Répétition
Paris, novembre 2024.
La peinture en spray déborde de tous côtés. Elle révèle le dispositif d’écriture : un pochoir, temporairement fixé au mur par huit morceaux de ruban adhésif, et une bombe de couleur noire. La maladresse, la précipitation, la colère ou peut-être le souci d’être imitées révèlent un agencement facile à concevoir, peu onéreux et mobile. D’ailleurs, le pochoir a été répliqué sur d’autres murs du quartier ; jusqu’à ce qu’il n’y ait plus que du gaz compressé et des billes dans l’aérosol, qu’une interpellation ne suspende cette prise d’écriture ou que l’odeur de la peinture et le froid ne précipitent la satisfaction des autrices.
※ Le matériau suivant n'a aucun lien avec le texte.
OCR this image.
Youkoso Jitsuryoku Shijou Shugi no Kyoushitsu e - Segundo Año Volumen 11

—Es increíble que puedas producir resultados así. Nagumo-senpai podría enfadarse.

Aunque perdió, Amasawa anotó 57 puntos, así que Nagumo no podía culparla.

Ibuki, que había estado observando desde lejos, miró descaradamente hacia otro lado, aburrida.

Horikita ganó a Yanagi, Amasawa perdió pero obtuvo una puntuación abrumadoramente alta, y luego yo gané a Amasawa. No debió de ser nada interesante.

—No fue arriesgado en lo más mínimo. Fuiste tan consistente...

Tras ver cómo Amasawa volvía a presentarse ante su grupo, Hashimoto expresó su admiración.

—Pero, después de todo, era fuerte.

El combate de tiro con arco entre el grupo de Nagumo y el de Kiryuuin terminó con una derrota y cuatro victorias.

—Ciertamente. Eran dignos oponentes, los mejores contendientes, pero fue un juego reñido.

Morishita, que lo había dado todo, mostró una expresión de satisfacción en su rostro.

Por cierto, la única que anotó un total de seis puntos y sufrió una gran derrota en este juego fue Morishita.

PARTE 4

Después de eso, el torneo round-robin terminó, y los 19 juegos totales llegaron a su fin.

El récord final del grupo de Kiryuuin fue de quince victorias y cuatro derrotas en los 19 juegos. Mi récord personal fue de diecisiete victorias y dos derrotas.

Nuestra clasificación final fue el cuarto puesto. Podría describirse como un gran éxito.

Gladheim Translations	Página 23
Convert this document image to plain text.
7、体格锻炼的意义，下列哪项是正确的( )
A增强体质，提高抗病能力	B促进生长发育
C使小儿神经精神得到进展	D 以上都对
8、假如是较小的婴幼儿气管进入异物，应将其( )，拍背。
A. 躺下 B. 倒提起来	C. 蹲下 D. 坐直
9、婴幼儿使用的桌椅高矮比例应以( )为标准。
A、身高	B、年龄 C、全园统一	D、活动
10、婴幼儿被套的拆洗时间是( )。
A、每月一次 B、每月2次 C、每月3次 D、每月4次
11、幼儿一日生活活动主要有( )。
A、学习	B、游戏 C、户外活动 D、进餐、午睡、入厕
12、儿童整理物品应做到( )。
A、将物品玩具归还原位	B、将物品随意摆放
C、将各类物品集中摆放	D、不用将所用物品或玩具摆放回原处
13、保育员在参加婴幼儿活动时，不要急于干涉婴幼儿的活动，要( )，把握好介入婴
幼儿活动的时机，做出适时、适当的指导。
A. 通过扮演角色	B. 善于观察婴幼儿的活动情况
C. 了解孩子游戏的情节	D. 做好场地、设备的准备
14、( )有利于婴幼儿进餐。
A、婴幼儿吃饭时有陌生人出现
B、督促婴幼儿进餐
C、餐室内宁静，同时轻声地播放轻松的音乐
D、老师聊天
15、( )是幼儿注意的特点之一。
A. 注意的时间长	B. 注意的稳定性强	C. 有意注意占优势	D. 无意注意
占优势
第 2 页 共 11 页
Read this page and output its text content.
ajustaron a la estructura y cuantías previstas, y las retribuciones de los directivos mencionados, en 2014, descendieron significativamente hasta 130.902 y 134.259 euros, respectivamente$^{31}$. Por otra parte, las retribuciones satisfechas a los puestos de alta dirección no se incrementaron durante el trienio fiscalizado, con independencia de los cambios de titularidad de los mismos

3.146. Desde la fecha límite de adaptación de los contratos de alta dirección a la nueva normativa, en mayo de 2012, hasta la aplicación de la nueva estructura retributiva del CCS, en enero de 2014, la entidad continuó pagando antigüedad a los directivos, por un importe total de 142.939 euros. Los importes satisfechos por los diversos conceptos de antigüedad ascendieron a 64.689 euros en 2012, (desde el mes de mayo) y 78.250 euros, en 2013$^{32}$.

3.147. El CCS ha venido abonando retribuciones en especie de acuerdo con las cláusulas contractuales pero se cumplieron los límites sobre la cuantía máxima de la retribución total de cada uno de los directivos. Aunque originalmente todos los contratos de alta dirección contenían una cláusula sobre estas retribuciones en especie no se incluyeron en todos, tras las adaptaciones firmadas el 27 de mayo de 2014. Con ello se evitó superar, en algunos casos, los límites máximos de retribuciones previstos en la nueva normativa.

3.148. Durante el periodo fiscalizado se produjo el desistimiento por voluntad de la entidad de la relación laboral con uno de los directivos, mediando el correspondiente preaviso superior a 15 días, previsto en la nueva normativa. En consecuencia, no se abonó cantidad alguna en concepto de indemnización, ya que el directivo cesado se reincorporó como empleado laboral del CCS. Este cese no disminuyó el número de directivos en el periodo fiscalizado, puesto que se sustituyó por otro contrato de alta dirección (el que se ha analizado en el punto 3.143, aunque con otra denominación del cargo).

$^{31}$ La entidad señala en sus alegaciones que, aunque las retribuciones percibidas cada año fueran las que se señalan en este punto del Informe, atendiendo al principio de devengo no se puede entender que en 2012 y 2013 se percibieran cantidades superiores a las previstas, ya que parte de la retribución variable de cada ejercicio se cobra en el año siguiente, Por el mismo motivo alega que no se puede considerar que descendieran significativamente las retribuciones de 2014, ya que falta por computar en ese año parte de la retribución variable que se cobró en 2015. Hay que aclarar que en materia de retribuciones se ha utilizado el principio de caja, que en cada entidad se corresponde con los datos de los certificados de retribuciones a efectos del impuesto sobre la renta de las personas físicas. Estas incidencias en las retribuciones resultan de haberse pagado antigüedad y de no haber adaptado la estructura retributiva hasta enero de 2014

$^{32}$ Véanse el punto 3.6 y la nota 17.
« 1 femme sur 2 a été Agressée » ; la passante ne connait ni la source, ni la méthodologie de comptage ni ce que recouvre la qualification d’agression. Elle peut difficilement s’engager dans le débat, au feutre, avec l’énoncé manuscrit entre crochets, « 2 sur 2 officieusement ». En revanche, sa lecture du pochoir s’inscrit dans un continuum d’écrits exposés dans l’espace urbain : des dénonciations, des symboles, des femmages, des réattributions et surtout des collages contre les féminicides. Aussi, par la multiplication des prises d’écriture publiques et la répétition de ces lectures involontaires, elle mesure, à même les murs, les tentatives de transformation de l’ordre social.